The title might suggest the classic ménage a trois scenario, but is in fact a description of a simple model for how we fall in to and out of love.  It is a simple model that bundles all the complexities of relationships in a macroscopic approach that relates to the fundamental emotional reactions typically experienced in relationships.  It is too simple to solve every relationship crisis, but it can let us start to understanding what is wrong and take the first step to recovery.

The simplest model of the dyadic relationship has both parties make a decision that a threshold of intimacy has been passed based on a complex set of personal rules that starts the journey on the road to love.  That rule set can involve looks, pheromones, shared experiences and a multitude of other factors that may or may not be explicit.  However, the details of these factors are beyond our interest at present and what we need to examine is a slightly more sophisticated model that captures these rules in some simple fashion.

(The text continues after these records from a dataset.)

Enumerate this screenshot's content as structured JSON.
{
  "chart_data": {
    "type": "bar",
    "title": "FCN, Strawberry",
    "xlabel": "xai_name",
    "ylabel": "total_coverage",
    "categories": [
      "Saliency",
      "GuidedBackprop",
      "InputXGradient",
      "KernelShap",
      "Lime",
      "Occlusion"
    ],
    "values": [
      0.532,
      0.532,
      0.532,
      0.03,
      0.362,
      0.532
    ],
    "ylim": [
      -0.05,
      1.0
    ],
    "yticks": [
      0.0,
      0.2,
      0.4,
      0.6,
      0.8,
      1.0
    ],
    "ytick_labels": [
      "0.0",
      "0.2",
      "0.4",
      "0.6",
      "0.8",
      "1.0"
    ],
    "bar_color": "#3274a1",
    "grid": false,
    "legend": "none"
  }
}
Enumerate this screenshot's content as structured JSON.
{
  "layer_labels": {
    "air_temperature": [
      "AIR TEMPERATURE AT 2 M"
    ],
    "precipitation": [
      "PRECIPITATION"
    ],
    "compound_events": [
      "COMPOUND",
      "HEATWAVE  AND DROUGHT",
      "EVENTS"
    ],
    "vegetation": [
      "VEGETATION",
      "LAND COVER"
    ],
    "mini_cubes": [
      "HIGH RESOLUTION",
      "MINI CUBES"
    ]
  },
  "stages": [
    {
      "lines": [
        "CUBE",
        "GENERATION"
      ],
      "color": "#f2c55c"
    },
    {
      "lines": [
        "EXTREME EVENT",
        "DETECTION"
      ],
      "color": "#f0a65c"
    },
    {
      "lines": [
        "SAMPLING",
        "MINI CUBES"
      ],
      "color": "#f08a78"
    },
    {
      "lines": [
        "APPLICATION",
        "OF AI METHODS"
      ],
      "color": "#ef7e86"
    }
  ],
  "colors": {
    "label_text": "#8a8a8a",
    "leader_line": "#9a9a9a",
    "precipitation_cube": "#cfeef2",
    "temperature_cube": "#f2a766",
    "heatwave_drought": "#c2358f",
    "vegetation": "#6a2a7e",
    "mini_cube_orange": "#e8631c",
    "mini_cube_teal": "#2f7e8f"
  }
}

The next potential level of distinction is between the sexes; men and women.  It is important to note that this is as much about brain structure as phenotype and it is critical to recognise it as a generalisation with fuzzy edges than a hard and fast rule.  Think along the lines that it is dry in the desert, but that doesn’t mean it never rains.

Why draw the line by gender?  This is based on the typical (anecdotal) response when relationships hit a rocky patch.  Women complain that the romance has gone out of the relationship and men complain that the couple no longer have sex.  Although these might not be what you hear at first it is the two areas most couple say they want to improve to revive their relationship.

love triangleAlthough reference is usually made to sex, and we will continue to use it here as a summary word, although most people mean that the physical intimacy has gone from the relationship; including hugging, kissing and even holding hands.  Sex becomes the cutting edge of that physical intimacy, as normally it is unique and exclusive to a couple.

If we think of romance and sex as two forms of intimacy we can see how the triangle develops (see figure below).  When given the intimacy we crave then we feel secure, the crux of being loved, then we typically offer the other form of intimacy to our partner.  The potential problem this introduces is that there are two directions to pass around the triangle.

As we mentioned before women tend to look for romance as the primary form of intimacy and men tend to look for physical intimacy; especially sex, as the primary form intimacy. Thus, we see that women would receive romance and thus feel secure thus offering physical intimacy to their partner, following the path of the pink arrows around the figure. For men the start point is the physical and they follow the path of the blue arrows.

Early in a relationship this flow of emotional energy is easy to maintain during the “honeymoon period”.  When the mundane aspects of every day life creep; from children to jobs to mortgages; the energy is externalised and the intimacy pumps of the love triangle are not kept moving.  Here one, or both, partners have become net consumers of the energy.  Looking at the figure we see that we want to draw energy in from our own intimacy entry point but lack the energy to transfer intimacy and energy to our partner. One net consumer energy is the norm for any relationship, but both partners need to give and receive positive energy from the their partner.

Looking at the model it provides an insight in to recent controversial research that romantic novels and rom-com movies can impact women’s ability to form stable relationships as much as pornography can for men.  In both cases it may be that it creates an unrealistic expectation of what level of input is expected for the reciprocal energy transfer to their partner.

Although this does not give us a detailed explanation of how to fix relationships it provides a simple first step to help people understand what is wrong.  And understanding a problem is half the journey to fixing it.